Business groups welcome employment law changes

The Government introduced a raft of changes to the Employment Relations Act 2000 last Friday. What would they mean for business?

Business groups welcome employment law changes

The Government introduced a raft of changes to the Employment Relations Act 2000 last Friday, under the Employment Relations Amendment Bill.

While many of the changes were announced prior to the 2011 election, the Government has announced a new proposal regarding the ERA process. Were it to pass, this would require the presiding member to provide an oral determination at the end of a hearing and a written determination within three months, or an oral indication subject to additional information being provided. Other changes include:


  • Extending flexible working arrangements to all employees.
  • Parties negotiating a collective agreement do not have to reach a conclusion.
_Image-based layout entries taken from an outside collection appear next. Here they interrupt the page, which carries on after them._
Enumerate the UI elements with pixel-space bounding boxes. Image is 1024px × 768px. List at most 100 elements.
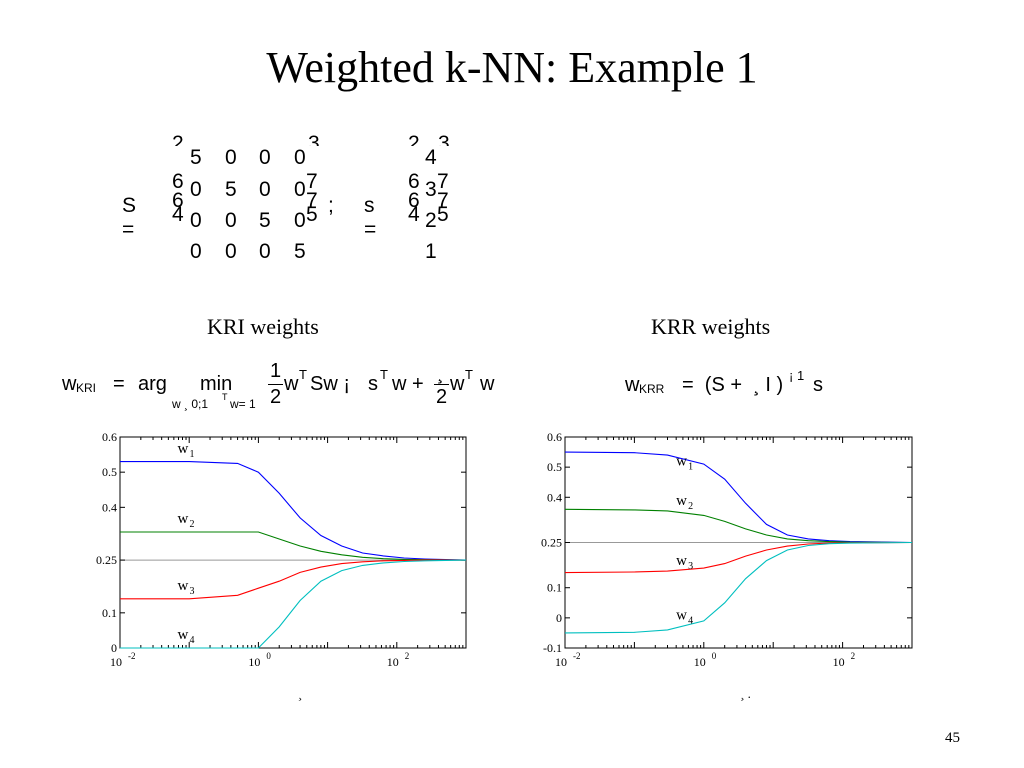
matrix-S-bracket-mid-right: 7 xyxy=(306,170,318,193)
vector-s-bracket-bot-left: 4 xyxy=(408,203,420,226)
vector-s-bracket-top-left: 2 xyxy=(408,132,420,146)
kri-series-label-w1: w xyxy=(178,441,189,457)
vector-s-v3: 2 xyxy=(425,209,437,232)
kri-term2: s xyxy=(368,373,378,395)
krr-xtick-label: 10 xyxy=(833,655,845,669)
kri-frac2-bar xyxy=(434,384,449,385)
kri-series-label-sub-w2: 2 xyxy=(190,519,195,530)
krr-ytick-label: 0 xyxy=(556,611,562,625)
kri-term2-tail: w + xyxy=(392,373,424,395)
krr-series-label-sub-w2: 2 xyxy=(688,501,693,512)
vector-s-bracket-mid-right: 7 xyxy=(437,170,449,193)
kri-w-sub: KRI xyxy=(76,381,97,395)
vector-s-v2: 3 xyxy=(425,178,437,201)
krr-series-w1 xyxy=(564,451,913,544)
kri-ytick-label: 0.1 xyxy=(102,606,117,620)
kri-term3: w xyxy=(450,373,465,395)
kri-ytick-label: 0.5 xyxy=(102,465,117,479)
matrix-S-r3c2: 0 xyxy=(225,209,237,232)
krr-series-w2 xyxy=(564,508,913,544)
kri-frac2-den: 2 xyxy=(436,386,448,408)
kri-heading: KRI weights xyxy=(207,314,319,339)
matrix-S-r1c3: 0 xyxy=(259,146,271,169)
krr-body: = (S + ¸ I ) xyxy=(682,374,784,396)
krr-xtick-label: 10 xyxy=(694,655,706,669)
kri-term1-tail: Sw ¡ xyxy=(310,373,350,395)
krr-ytick-label: -0.1 xyxy=(543,641,562,655)
krr-xtick-exp: 0 xyxy=(712,651,717,661)
krr-sup: ¡ 1 xyxy=(789,368,805,383)
krr-series-label-sub-w4: 4 xyxy=(688,615,693,626)
matrix-S-r4c2: 0 xyxy=(225,240,237,263)
kri-min: min xyxy=(200,373,233,395)
matrix-S-r4c1: 0 xyxy=(190,240,202,263)
krr-ytick-label: 0.6 xyxy=(547,430,562,444)
matrix-S-r3c1: 0 xyxy=(190,209,202,232)
kri-eq: = xyxy=(113,373,125,395)
matrix-S-bracket-mid2-right: 7 xyxy=(306,189,318,212)
krr-series-label-w1: w xyxy=(676,454,687,470)
kri-series-w2 xyxy=(120,531,467,561)
matrix-S-r3c3: 5 xyxy=(259,209,271,232)
kri-series-label-w3: w xyxy=(178,578,189,594)
krr-series-w3 xyxy=(564,541,913,574)
krr-w-sub: KRR xyxy=(639,382,665,396)
kri-term1: w xyxy=(284,373,299,395)
krr-x-axis-label: ¸ . xyxy=(740,686,751,701)
kri-series-w1 xyxy=(120,461,467,561)
kri-term1-sup: T xyxy=(299,367,307,382)
kri-xtick-label: 10 xyxy=(110,655,122,669)
krr-ytick-label: 0.5 xyxy=(547,460,562,474)
kri-xtick-exp: 0 xyxy=(266,651,271,661)
kri-xtick-exp: -2 xyxy=(128,651,136,661)
kri-xtick-label: 10 xyxy=(248,655,260,669)
vector-s-bracket-mid2-left: 6 xyxy=(408,189,420,212)
vector-s-bracket-bot-right: 5 xyxy=(437,203,449,226)
kri-xtick-label: 10 xyxy=(387,655,399,669)
krr-ytick-label: 0.25 xyxy=(541,536,562,550)
matrix-S-bracket-top-left: 2 xyxy=(172,132,184,146)
kri-frac1-num: 1 xyxy=(270,360,282,382)
kri-series-w3 xyxy=(120,559,466,600)
matrix-S-r4c3: 0 xyxy=(259,240,271,263)
vector-s-label: s = xyxy=(364,194,377,241)
kri-min-sub: w ¸ 0;1 xyxy=(172,397,209,411)
krr-heading: KRR weights xyxy=(651,314,771,339)
kri-term3-sup: T xyxy=(465,367,473,382)
matrix-S-r2c3: 0 xyxy=(259,178,271,201)
vector-s-bracket-mid2-right: 7 xyxy=(437,189,449,212)
kri-term3-tail: w xyxy=(480,373,495,395)
matrix-S-bracket-bot-right: 5 xyxy=(306,203,318,226)
kri-w: w xyxy=(62,373,77,395)
krr-series-label-sub-w3: 3 xyxy=(688,561,693,572)
matrix-S-r1c4: 0 xyxy=(294,146,306,169)
matrix-S-r2c4: 0 xyxy=(294,178,306,201)
matrix-S-r3c4: 0 xyxy=(294,209,306,232)
krr-series-label-sub-w1: 1 xyxy=(688,462,693,473)
matrix-S-bracket-mid2-left: 6 xyxy=(172,189,184,212)
krr-xtick-label: 10 xyxy=(555,655,567,669)
vector-s-bracket-mid-left: 6 xyxy=(408,170,420,193)
kri-series-label-sub-w3: 3 xyxy=(190,586,195,597)
matrix-S-r4c4: 5 xyxy=(294,240,306,263)
kri-frac1-den: 2 xyxy=(270,386,282,408)
matrix-S-bracket-mid-left: 6 xyxy=(172,170,184,193)
kri-ytick-label: 0.6 xyxy=(102,430,117,444)
kri-ytick-label: 0.25 xyxy=(96,553,117,567)
krr-plot-frame xyxy=(564,436,913,649)
kri-series-w4 xyxy=(120,559,467,649)
matrix-S-bracket-top-right: 3 xyxy=(308,132,320,146)
kri-series-label-w4: w xyxy=(178,627,189,643)
kri-plot-frame xyxy=(119,436,467,649)
krr-ytick-label: 0.1 xyxy=(547,581,562,595)
matrix-S-bracket-bot-left: 4 xyxy=(172,203,184,226)
krr-xtick-exp: -2 xyxy=(573,651,581,661)
matrix-S-r2c2: 5 xyxy=(225,178,237,201)
kri-min-sub-sup: T xyxy=(222,392,228,402)
krr-xtick-exp: 2 xyxy=(851,651,856,661)
vector-s-v1: 4 xyxy=(425,146,437,169)
krr-tail: s xyxy=(813,374,823,396)
krr-series-label-w3: w xyxy=(676,553,687,569)
kri-series-label-w2: w xyxy=(178,511,189,527)
kri-term2-sup: T xyxy=(380,367,388,382)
Instead, the Employment Relations Authority may declare whether collective bargaining has concluded.
  • Allowing employers to opt out of multi-employer bargaining.
  • Allowing for partial pay reductions in cases of partial strike action.
  • Workers will not have to be covered by collective agreements for the first 30 days on a new job.
  • Parties will be required to provide notice of a strike or lock-out.
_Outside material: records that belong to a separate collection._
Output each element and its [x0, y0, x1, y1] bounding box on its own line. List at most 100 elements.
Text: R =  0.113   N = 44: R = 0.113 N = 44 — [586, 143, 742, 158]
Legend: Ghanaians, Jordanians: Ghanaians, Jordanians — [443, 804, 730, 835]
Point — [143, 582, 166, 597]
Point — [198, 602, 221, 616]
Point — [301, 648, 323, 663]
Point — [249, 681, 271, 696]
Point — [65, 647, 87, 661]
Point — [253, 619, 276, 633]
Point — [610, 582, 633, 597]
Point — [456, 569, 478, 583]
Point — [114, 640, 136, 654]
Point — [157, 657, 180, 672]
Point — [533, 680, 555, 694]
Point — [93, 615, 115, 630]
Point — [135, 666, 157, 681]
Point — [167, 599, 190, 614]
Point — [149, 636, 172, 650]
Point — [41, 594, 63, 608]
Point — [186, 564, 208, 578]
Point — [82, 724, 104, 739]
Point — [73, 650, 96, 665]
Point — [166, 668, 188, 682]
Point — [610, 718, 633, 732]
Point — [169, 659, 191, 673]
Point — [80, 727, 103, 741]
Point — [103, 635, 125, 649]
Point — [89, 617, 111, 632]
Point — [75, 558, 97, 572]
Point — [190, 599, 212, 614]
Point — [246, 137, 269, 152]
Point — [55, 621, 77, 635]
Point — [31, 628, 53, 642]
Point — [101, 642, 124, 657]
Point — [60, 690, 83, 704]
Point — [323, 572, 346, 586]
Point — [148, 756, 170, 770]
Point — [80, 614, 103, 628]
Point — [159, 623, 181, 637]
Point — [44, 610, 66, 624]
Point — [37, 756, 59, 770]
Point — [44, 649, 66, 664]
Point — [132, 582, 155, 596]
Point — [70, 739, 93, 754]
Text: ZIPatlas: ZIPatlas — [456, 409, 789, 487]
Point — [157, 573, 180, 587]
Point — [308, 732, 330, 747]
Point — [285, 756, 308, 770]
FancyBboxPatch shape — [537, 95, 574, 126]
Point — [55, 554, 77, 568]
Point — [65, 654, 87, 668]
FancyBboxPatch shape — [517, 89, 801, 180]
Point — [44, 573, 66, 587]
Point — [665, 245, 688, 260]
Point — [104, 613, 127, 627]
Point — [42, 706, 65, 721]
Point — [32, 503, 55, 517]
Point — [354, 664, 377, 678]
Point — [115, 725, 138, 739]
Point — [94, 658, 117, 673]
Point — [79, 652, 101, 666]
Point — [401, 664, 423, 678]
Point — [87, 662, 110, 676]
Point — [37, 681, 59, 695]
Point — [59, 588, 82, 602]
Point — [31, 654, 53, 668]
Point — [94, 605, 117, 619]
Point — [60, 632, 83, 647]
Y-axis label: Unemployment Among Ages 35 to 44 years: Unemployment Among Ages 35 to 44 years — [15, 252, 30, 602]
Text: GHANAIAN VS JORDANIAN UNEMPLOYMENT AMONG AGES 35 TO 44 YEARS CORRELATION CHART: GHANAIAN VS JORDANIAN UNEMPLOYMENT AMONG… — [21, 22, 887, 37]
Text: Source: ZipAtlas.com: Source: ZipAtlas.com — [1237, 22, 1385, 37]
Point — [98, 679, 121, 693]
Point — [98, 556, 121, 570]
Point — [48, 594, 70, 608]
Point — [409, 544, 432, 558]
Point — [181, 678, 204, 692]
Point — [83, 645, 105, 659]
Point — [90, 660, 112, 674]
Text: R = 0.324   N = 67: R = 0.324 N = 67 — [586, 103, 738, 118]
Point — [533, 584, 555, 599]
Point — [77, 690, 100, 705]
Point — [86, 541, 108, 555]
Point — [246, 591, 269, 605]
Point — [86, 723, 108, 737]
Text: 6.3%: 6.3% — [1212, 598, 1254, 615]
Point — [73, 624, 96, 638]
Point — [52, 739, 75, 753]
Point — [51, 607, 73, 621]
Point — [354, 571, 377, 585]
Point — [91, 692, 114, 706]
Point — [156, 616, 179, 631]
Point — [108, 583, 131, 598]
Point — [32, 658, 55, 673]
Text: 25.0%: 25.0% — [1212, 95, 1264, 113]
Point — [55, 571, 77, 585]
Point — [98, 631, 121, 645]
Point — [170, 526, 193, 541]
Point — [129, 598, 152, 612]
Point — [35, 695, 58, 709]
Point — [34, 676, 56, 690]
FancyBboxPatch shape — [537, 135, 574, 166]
Business groups such as Business NZ and the Employers and Manufacturers Association (EMA) came out largely in favour of the changes. Business NZ chief executive Phil O’Reilly said that the proposed changes would introduce greater efficiency and flexibility into the law. 
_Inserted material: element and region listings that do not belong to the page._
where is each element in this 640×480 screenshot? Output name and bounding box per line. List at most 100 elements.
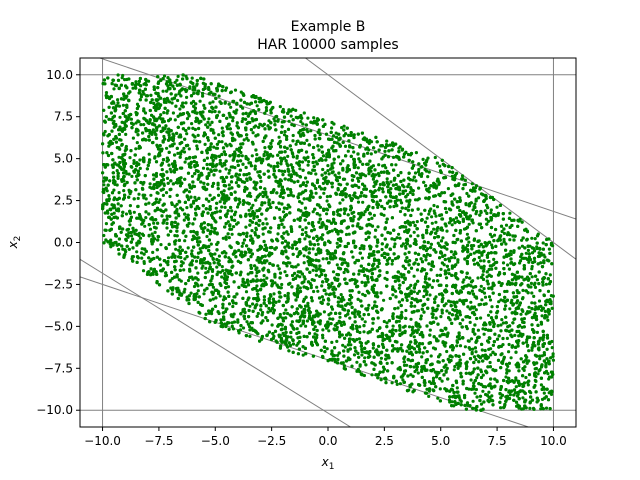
sample-point xyxy=(338,201,342,205)
sample-point xyxy=(201,94,205,98)
sample-point xyxy=(218,158,222,162)
sample-point xyxy=(280,282,284,287)
sample-point xyxy=(543,309,547,313)
sample-point xyxy=(187,190,192,194)
sample-point xyxy=(450,223,454,227)
sample-point xyxy=(165,146,169,150)
sample-point xyxy=(419,299,423,303)
sample-point xyxy=(304,248,308,252)
sample-point xyxy=(223,205,227,209)
sample-point xyxy=(502,231,506,235)
sample-point xyxy=(414,179,418,183)
sample-point xyxy=(413,338,417,343)
sample-point xyxy=(104,91,109,95)
sample-point xyxy=(161,193,165,197)
sample-point xyxy=(280,169,284,173)
sample-point xyxy=(241,326,246,330)
sample-point xyxy=(208,123,212,127)
sample-point xyxy=(546,289,551,293)
sample-point xyxy=(455,386,459,390)
sample-point xyxy=(515,311,519,316)
sample-point xyxy=(470,182,474,186)
sample-point xyxy=(150,239,154,244)
sample-point xyxy=(314,273,318,277)
sample-point xyxy=(311,247,315,251)
sample-point xyxy=(384,143,389,147)
sample-point xyxy=(396,306,400,310)
sample-point xyxy=(193,127,197,132)
sample-point xyxy=(536,372,540,376)
sample-point xyxy=(519,312,523,316)
sample-point xyxy=(183,160,187,164)
sample-point xyxy=(307,235,311,239)
sample-point xyxy=(319,268,323,272)
sample-point xyxy=(313,325,317,329)
sample-point xyxy=(151,173,156,177)
sample-point xyxy=(357,185,361,189)
sample-point xyxy=(183,239,187,243)
sample-point xyxy=(312,289,316,294)
sample-point xyxy=(305,138,309,142)
sample-point xyxy=(474,358,478,362)
sample-point xyxy=(202,103,206,107)
sample-point xyxy=(546,372,550,376)
sample-point xyxy=(173,118,177,122)
sample-point xyxy=(240,244,244,248)
sample-point xyxy=(471,399,475,403)
sample-point xyxy=(397,319,401,323)
constraint-line-7 xyxy=(80,258,351,427)
sample-point xyxy=(376,316,380,320)
sample-point xyxy=(408,190,412,195)
sample-point xyxy=(501,261,506,265)
sample-point xyxy=(430,312,434,316)
sample-point xyxy=(505,289,509,293)
sample-point xyxy=(541,241,545,245)
sample-point xyxy=(264,217,268,221)
sample-point xyxy=(430,285,434,289)
sample-point xyxy=(215,113,220,118)
sample-point xyxy=(141,269,146,273)
sample-point xyxy=(530,301,534,305)
sample-point xyxy=(431,379,435,383)
sample-point xyxy=(213,252,217,256)
sample-point xyxy=(229,105,233,109)
sample-point xyxy=(450,174,454,178)
sample-point xyxy=(311,268,315,272)
sample-point xyxy=(286,154,290,158)
sample-point xyxy=(550,346,554,350)
sample-point xyxy=(250,229,254,233)
sample-point xyxy=(173,80,177,84)
sample-point xyxy=(290,320,294,324)
sample-point xyxy=(109,238,113,242)
sample-point xyxy=(151,250,155,254)
sample-point xyxy=(209,242,213,246)
sample-point xyxy=(186,246,190,250)
sample-point xyxy=(526,383,530,387)
sample-point xyxy=(112,198,116,202)
sample-point xyxy=(302,111,306,115)
sample-point xyxy=(445,229,449,233)
sample-point xyxy=(162,111,166,115)
sample-point xyxy=(248,304,252,308)
sample-point xyxy=(217,110,221,114)
sample-point xyxy=(222,295,226,299)
sample-point xyxy=(471,347,475,351)
sample-point xyxy=(305,319,309,323)
sample-point xyxy=(306,116,310,120)
sample-point xyxy=(526,248,531,252)
sample-point xyxy=(254,124,258,128)
sample-point xyxy=(288,261,292,265)
sample-point xyxy=(458,398,462,402)
sample-point xyxy=(321,328,325,332)
sample-point xyxy=(449,250,453,254)
sample-point xyxy=(377,274,381,278)
sample-point xyxy=(190,122,194,126)
sample-point xyxy=(385,139,389,143)
sample-point xyxy=(415,220,419,224)
sample-point xyxy=(109,245,113,249)
sample-point xyxy=(220,140,224,144)
sample-point xyxy=(296,341,300,345)
sample-point xyxy=(151,128,155,132)
sample-point xyxy=(404,308,408,313)
sample-point xyxy=(325,347,329,351)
“Removing compulsion from parties involved in multi-employer bargaining, removing the compulsion to settle a collective agreement, and removing compulsion for new employees to join a collective agreement will allow for improved employment relationships,” he added.

EMA spokesperson David Lowe said that the changes would allow businesses to adapt more quickly to changing conditions. “Market and business conditions can change rapidly and it’s important kiwi firms can keep up, to preserve jobs and their business,” Lowe said.

However, the Council of Trade Unions (CTU) voiced strong opposition to the Bill, saying that it would weaken collective bargaining. “This Bill will further reduce pay and conditions for New Zealand workers, especially for low-paid, vulnerable workers. These changes are unfair on working Kiwis,” Helen Kelly, CTU president, said. Kelly announced that the CTU would be taking a complaint to the International Labour Organisation.